Analysis of export data show an increasing commercial trade in Korean pine over the last decade, despite the global economic downturn that has reduced trade in most timber species. The new measures will benefit the legal pine nut trade in the region, which WWF and TRAFFIC have been promoting as a means of providing legal and sustainable income.

“We hope the listing in CITES will finally help break the system of illegal logging of Korean Pines and help the survival of trade in alternative, sustainable forestry products from the region,” said Evgeny Lepeshkin, Forestry Projects Coordinator with the Amur branch of WWF Russia.

Around 400 Amur Tigers survive in the native Korean Pine forests of the Russian Far East and north-east China, where the pine nuts are an essential food source for tiger prey species.

“The fate of the Amur Tiger is inextricably linked to the safeguard of the Korean Pine,” said Pauline Verheij, joint TRAFFIC and WWF Tiger Trade Program Manager.

On 14 July, the 13 countries with surviving tiger populations drafted a historic declaration on tiger conservation.

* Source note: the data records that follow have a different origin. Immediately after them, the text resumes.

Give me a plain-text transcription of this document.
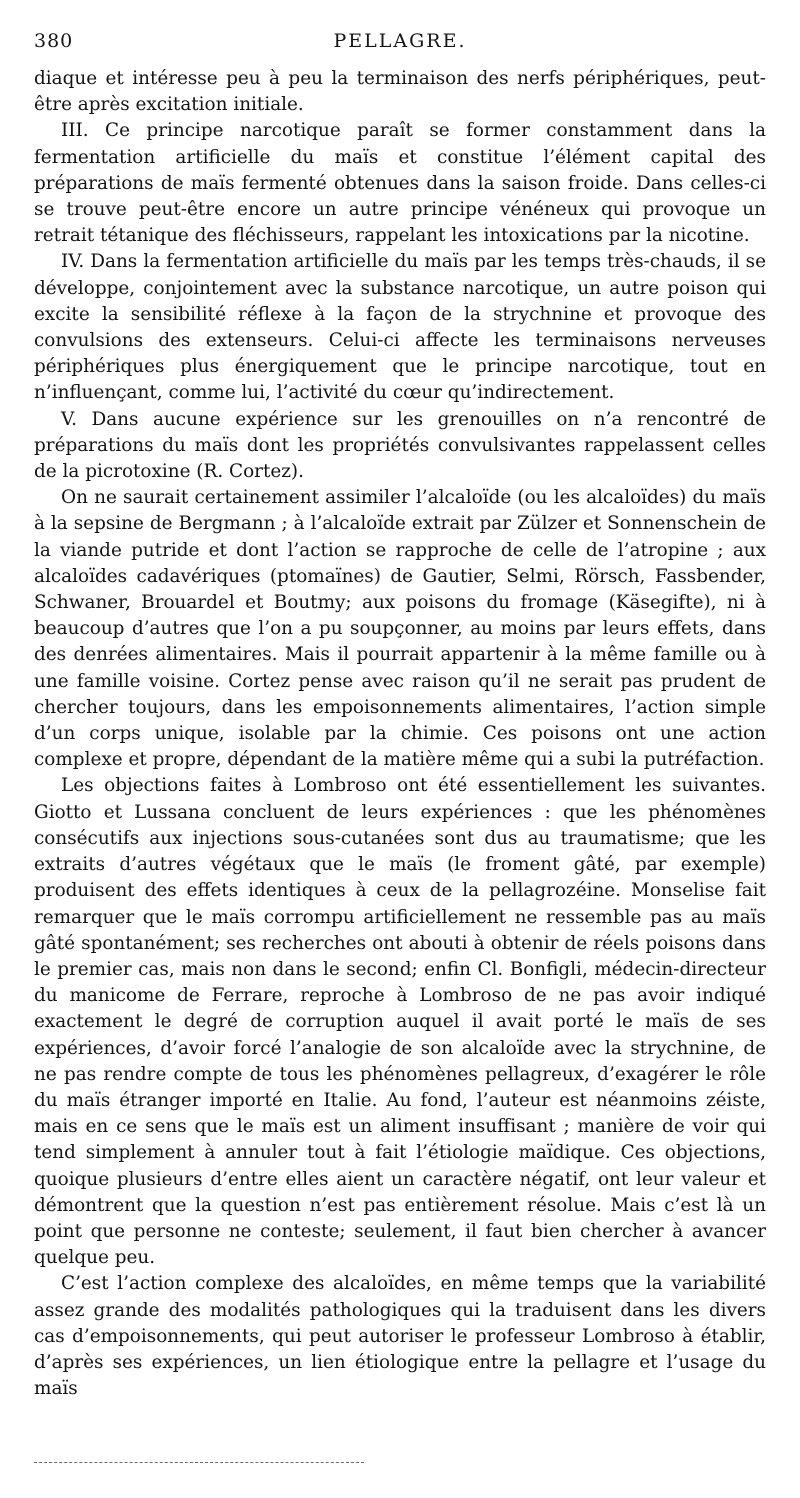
380	PELLAGRE.

diaque et intéresse peu à peu la terminaison des nerfs périphériques, peut-être après excitation initiale.

III. Ce principe narcotique paraît se former constamment dans la fermentation artificielle du maïs et constitue l’élément capital des préparations de maïs fermenté obtenues dans la saison froide. Dans celles-ci se trouve peut-être encore un autre principe vénéneux qui provoque un retrait tétanique des fléchisseurs, rappelant les intoxications par la nicotine.

IV. Dans la fermentation artificielle du maïs par les temps très-chauds, il se développe, conjointement avec la substance narcotique, un autre poison qui excite la sensibilité réflexe à la façon de la strychnine et provoque des convulsions des extenseurs. Celui-ci affecte les terminaisons nerveuses périphériques plus énergiquement que le principe narcotique, tout en n’influençant, comme lui, l’activité du cœur qu’indirectement.

V. Dans aucune expérience sur les grenouilles on n’a rencontré de préparations du maïs dont les propriétés convulsivantes rappelassent celles de la picrotoxine (R. Cortez).

On ne saurait certainement assimiler l’alcaloïde (ou les alcaloïdes) du maïs à la sepsine de Bergmann ; à l’alcaloïde extrait par Zülzer et Sonnenschein de la viande putride et dont l’action se rapproche de celle de l’atropine ; aux alcaloïdes cadavériques (ptomaïnes) de Gautier, Selmi, Rörsch, Fassbender, Schwaner, Brouardel et Boutmy; aux poisons du fromage (Käsegifte), ni à beaucoup d’autres que l’on a pu soupçonner, au moins par leurs effets, dans des denrées alimentaires. Mais il pourrait appartenir à la même famille ou à une famille voisine. Cortez pense avec raison qu’il ne serait pas prudent de chercher toujours, dans les empoisonnements alimentaires, l’action simple d’un corps unique, isolable par la chimie. Ces poisons ont une action complexe et propre, dépendant de la matière même qui a subi la putréfaction.

Les objections faites à Lombroso ont été essentiellement les suivantes. Giotto et Lussana concluent de leurs expériences : que les phénomènes consécutifs aux injections sous-cutanées sont dus au traumatisme; que les extraits d’autres végétaux que le maïs (le froment gâté, par exemple) produisent des effets identiques à ceux de la pellagrozéine. Monselise fait remarquer que le maïs corrompu artificiellement ne ressemble pas au maïs gâté spontanément; ses recherches ont abouti à obtenir de réels poisons dans le premier cas, mais non dans le second; enfin Cl. Bonfigli, médecin-directeur du manicome de Ferrare, reproche à Lombroso de ne pas avoir indiqué exactement le degré de corruption auquel il avait porté le maïs de ses expériences, d’avoir forcé l’analogie de son alcaloïde avec la strychnine, de ne pas rendre compte de tous les phénomènes pellagreux, d’exagérer le rôle du maïs étranger importé en Italie. Au fond, l’auteur est néanmoins zéiste, mais en ce sens que le maïs est un aliment insuffisant ; manière de voir qui tend simplement à annuler tout à fait l’étiologie maïdique. Ces objections, quoique plusieurs d’entre elles aient un caractère négatif, ont leur valeur et démontrent que la question n’est pas entièrement résolue. Mais c’est là un point que personne ne conteste; seulement, il faut bien chercher à avancer quelque peu.

C’est l’action complexe des alcaloïdes, en même temps que la variabilité assez grande des modalités pathologiques qui la traduisent dans les divers cas d’empoisonnements, qui peut autoriser le professeur Lombroso à établir, d’après ses expériences, un lien étiologique entre la pellagre et l’usage du maïs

The declaration commits the countries to double the number of remaining wild tigers by 2022. Currently there are as few as 3,200 wild tigers in the world.

Russia will host a global tiger summit later this year where it is anticipated the declaration will be formally signed.

“Russia is putting in place the kind of measures that will help with the commitment by tiger range countries to double numbers of wild tigers by 2020,” Verheij said.